2016 offered painful reminders of all the things that media doesn’t control.
Ad blocking induced panic in 2016. Also in 2016, Facebook began offering ad targeting to non-Facebook users and Google quietly started linking data profiles to users’ real identities by default. Even if your news site could grow traffic 10× and wipe out ad blocking, advertisers could still buy all of your users directly from Facebook and Google properties, featuring an integrated ad experience and superior targeting. Most publishers’ ad revenue will continue to shrink until it’s gone.
Google was the top news site referrer in the 2000s, until Facebook overtook them in the 2010s. Distribution slipped farther away in 2016, the year of the new walled gardens. Facebook Instant Articles and Apple News opened to all publishers and Google AMP launched. Struggling newsrooms felt compelled to accommodate three new publishing formats. What if one of the big platforms penalized organic referrals to publishers who don’t participate? Media published to “meet users where they are,” even when we lost money, even when it undermined our own ventures. At least, news companies believed, we’re getting great engagement and extending our influence as the trusted gatekeepers of information…
On November 8, even that fell apart. Despite the newsroom dashboards that showed a surge in engagement on our sites and on social media, the newsroom didn’t own the content consumption experience. The experience was Facebook’s, where everyone gets their own personalized reality. It was really hard not to feel like a human battery fueling the social media Matrix.
We praise Silicon Valley for innovation in technology and user experience but routinely overlook their brilliance in business: finding something uniquely valuable and hard to replicate, marrying it to the right revenue model, and vigorously defending it from competitors.
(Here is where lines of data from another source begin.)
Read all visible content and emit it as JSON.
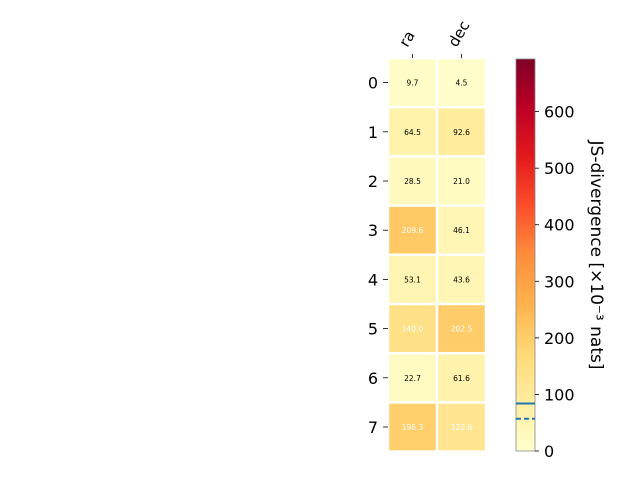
{
  "chart_data": {
    "type": "heatmap",
    "columns": [
      "ra",
      "dec"
    ],
    "rows": [
      "0",
      "1",
      "2",
      "3",
      "4",
      "5",
      "6",
      "7"
    ],
    "values": [
      [
        9.7,
        4.5
      ],
      [
        64.5,
        92.6
      ],
      [
        28.5,
        21.0
      ],
      [
        209.6,
        46.1
      ],
      [
        53.1,
        43.6
      ],
      [
        140.0,
        202.5
      ],
      [
        22.7,
        61.6
      ],
      [
        196.3,
        120.6
      ]
    ],
    "value_labels": [
      [
        "9.7",
        "4.5"
      ],
      [
        "64.5",
        "92.6"
      ],
      [
        "28.5",
        "21.0"
      ],
      [
        "209.6",
        "46.1"
      ],
      [
        "53.1",
        "43.6"
      ],
      [
        "140.0",
        "202.5"
      ],
      [
        "22.7",
        "61.6"
      ],
      [
        "196.3",
        "120.6"
      ]
    ],
    "colorbar": {
      "label": "JS-divergence [×10⁻³ nats]",
      "range": [
        0,
        693
      ],
      "ticks": [
        0,
        100,
        200,
        300,
        400,
        500,
        600
      ],
      "colormap": "YlOrRd",
      "solid_line_value": 84,
      "dashed_line_value": 57,
      "line_color": "#1f77b4"
    }
  }
}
In 2017 news companies will ask: “What can we own?” It’s a conversation that guides what we build, who we serve, and how we make money. The discussion must cut across the newsroom, engineers, designers, legal, and business. If the firewall is still up, it’s time to tear it down.
“Owning the experience” is usually shorthand for “we built a mobile app,” but it doesn’t have to be.
The Economist owns its format, which is both content and packaging. Their content is opinionated, uniform in voice, dense, and presented distraction-free. You can’t reblog an Economist story without breaking that unique format, which is what I pay for.
NPR member stations own their terrestrial broadcast distribution channel, which is the basis for their donation model. NPR One is a bet in two areas: It’s an experience public radio can own as well as a service to try to preserve that channel for NPR and its stations as listening goes digital. (Disclosure: I previously worked on APIs and the Infinite Player at NPR.)
A community might be virtual or local.
The Wirecutter doesn’t own the entire product reviews market, but they own a lucrative segment of discriminating consumers who want the best product and will order online based on an expert review. Its affiliate model is a perfect fit for who they are and who they serve. You could copy The Wirecutter’s content, but not their research team or community trust. And they tend to rank high where distribution matters.
Should our new revenue models include donations? Grants? Unorthodox ads? Local events? Paywalls? Membership models? Is publishing into social media channels helping or hurting us? What are we actually trying to grow? Which customers are our best ones, and how should we treat them?
When we start with “What can we own?” the tough conversations around revenue, distribution, and reputation become so much clearer.
Javaun Moradi is a product manager at Mozilla, where he works on the Firefox web browser.